Erst im Verlauf des 19. Jahrhunderts begriffen Mediziner zudem, dass sich aus den Untersuchungen der vielen Patienten im Wartesaal des Todes wissenschaftliche Erkenntnisse ziehen ließen. Anders als in einer Privatpraxis war es im Krankenhaus möglich, gleichartige Krankheitsverläufe bei Hunderten von Patienten zu beobachten und daraus zu lernen. Die sogenannte Krankenhausmedizin wurde Ausgangsbasis für revolutionäre medizinische Erkenntnisse. Im Laufe des 19. Jahrhunderts wurden durch Krankenhausmediziner zahlreiche tradierte Krankheitsbilder als falsch entlarvt und bessere Behandlungsmethoden zum Beispiel gegen Hysterie, Typhus und Tripper entdeckt. Erst im 19. Jahrhundert entwickelten sich viele Krankenhäuser zu den uns heute bekannten Universitätskliniken.

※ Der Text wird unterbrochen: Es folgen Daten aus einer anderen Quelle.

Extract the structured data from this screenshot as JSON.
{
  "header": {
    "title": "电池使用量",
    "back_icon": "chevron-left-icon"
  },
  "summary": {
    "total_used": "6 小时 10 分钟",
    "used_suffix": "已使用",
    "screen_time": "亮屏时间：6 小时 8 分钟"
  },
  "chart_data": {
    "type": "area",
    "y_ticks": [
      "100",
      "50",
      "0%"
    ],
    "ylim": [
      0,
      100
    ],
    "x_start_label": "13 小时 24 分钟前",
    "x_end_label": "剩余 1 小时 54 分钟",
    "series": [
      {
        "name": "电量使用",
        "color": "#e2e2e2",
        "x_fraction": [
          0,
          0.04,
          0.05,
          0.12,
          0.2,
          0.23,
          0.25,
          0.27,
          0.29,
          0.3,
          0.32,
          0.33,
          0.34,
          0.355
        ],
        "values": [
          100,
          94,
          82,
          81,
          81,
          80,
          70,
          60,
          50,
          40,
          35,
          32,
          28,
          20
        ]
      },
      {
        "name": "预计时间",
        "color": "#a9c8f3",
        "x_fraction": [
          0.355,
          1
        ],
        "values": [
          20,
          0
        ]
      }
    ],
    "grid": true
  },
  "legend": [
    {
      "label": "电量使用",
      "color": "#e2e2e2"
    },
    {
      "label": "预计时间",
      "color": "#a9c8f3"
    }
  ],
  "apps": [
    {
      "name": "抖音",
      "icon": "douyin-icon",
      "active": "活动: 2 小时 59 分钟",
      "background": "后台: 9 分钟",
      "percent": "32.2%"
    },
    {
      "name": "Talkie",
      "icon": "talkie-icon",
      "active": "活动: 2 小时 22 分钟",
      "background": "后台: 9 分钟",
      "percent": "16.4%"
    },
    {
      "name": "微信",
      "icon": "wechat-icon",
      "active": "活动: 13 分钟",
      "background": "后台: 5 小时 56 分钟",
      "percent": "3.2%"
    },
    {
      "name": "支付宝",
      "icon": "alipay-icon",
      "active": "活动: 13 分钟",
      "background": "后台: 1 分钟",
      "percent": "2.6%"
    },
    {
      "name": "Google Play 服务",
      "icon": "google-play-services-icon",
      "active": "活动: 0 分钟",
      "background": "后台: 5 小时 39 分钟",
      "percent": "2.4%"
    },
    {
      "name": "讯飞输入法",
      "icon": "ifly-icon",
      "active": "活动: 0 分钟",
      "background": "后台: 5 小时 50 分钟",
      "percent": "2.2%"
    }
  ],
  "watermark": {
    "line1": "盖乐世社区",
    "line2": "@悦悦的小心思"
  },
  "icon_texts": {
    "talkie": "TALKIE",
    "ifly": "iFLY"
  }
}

Als Krankenschwester im 19. Jahrhundert arbeiten

Zu Urgroßmutters Zeiten hießen Krankenschwestern noch „Wärterinnen“ und waren schlechter bezahlt als Straßenkehrer. Krankenwärterin wurde oft nur diejenige, die sonst nirgends eine Anstellung fand und bereit war, für ein paar Münzen ihr Leben aufs Spiel zu setzen. Niemand wollte freiwillig an einem Ort arbeiten, an dem es vor todbringenden Krankheiten wimmelte, vor denen es keinen Schutz gab. Viele Krankenwärterinnen starben. Jede Frau konnte Wärterin werden, männliche Wärter wurden oft nur in den Irren-Abteilungen eingesetzt, wo auch mal grob zugepackt werden musste. Ein großes Problem der Pflege im 19. Jahrhundert war auch, dass es keine Ausbildung gab, nicht mal pflegerisches Grundwissen wurde als Einstellungsvoraussetzung als notwendig erachtet. Die Qualität der Pflege war entsprechend gering. Oft fanden sich einzig Ordensschwestern (z. B. die Diakonissen an der Berliner Charité), die sich um die Kranken kümmerten. Pflegeschulen, an denen ordensunabhängige Krankenschwestern ausgebildet wurden, kamen erst mit Beginn des 20. Jahrhunderts auf dem deutschsprachigen Boden auf.

So vieles hat sich seit dem 19. Jahrhundert verändert, und nie waren die Ausgangsvoraussetzungen besser als heute, eine Seuchenzeit durchzustehen. Im Vergleich zu Zeiten, in denen es weder Telefon noch Internet gab, sind wir heute nicht kontaktlos isoliert, werden Nahrungsmittel lange nicht knapp und können wir Therapien schneller entwickeln und verbreiten.